Libertà è disconnessione
Il mondo connesso è un intreccio di catene che nessun liberale potrà spezzare. Meglio la soluzione parziale delle "no phone zone"
Libertà è disconnessione e Jack White lo ha capito meglio di Timothy Garton Ash. Il primo è un chitarrista di Detroit talentuoso e nevrotico, il secondo un professore di Oxford liberale e ragionevole. Il musicista ha vietato l’uso degli smartphone ai suoi concerti, con lo slogan “Goditi un’esperienza al 100% umana”. Verranno sigillati dentro una speciale pochette e così nessuno potrà fotografare/registrare/sputtanare nessuno: più libertà ai musicisti sul palco e agli spettatori in platea (che so, le spettatrici in momentaneo delirio dionisiaco potranno mostrare le tette senza vederle diffuse il giorno dopo sui social). Mentre lo studioso nel suo “Libertà di parola.
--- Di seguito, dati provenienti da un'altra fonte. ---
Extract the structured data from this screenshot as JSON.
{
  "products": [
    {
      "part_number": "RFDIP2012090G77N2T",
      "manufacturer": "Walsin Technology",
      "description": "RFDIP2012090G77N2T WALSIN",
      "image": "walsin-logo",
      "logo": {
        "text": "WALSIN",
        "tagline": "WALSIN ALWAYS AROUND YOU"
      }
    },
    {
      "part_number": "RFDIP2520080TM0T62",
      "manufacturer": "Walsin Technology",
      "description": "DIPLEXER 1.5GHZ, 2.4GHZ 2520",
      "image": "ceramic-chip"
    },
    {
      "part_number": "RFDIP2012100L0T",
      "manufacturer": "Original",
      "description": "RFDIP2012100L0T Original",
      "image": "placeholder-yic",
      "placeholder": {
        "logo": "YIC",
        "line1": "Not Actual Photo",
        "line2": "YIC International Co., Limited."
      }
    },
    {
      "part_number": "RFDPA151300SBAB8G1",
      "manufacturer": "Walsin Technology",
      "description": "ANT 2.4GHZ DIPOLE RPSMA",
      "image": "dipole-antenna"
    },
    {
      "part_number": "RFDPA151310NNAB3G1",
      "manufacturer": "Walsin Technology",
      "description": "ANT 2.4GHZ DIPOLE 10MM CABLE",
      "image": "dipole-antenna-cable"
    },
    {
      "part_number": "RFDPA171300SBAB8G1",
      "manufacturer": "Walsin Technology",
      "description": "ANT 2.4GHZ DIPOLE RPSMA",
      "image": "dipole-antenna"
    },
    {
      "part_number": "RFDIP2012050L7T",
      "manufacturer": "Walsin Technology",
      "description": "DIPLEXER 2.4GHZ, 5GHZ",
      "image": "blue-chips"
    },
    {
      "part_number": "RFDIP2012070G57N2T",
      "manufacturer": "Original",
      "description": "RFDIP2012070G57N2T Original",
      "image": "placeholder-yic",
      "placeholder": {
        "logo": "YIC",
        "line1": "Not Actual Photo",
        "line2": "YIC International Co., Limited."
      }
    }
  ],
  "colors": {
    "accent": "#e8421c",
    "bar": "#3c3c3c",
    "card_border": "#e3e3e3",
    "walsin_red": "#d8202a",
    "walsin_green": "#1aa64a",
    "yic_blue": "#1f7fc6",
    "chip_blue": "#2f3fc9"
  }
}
Dieci principi per un mondo connesso” (Garzanti) ha scritto che “se crediamo nella libertà come valore, invece di incrementare i divieti imposti giuridicamente dovremmo ridurli”. Campa cavallo: gli amici della libertà sono sempre meno, il pianeta è dominato dai permalosi, dagli invidiosi, da gente che vuole leggi contro l’istigazione all’odio perché odia la libertà di espressione. Il mondo connesso è un intreccio di catene che nessun liberale potrà spezzare: ci si acconci pertanto alla soluzione parziale delle “no phone zone”, luoghi privi di telefoni-spia dove si possano tramandare parole, pietanze, pratiche proibite.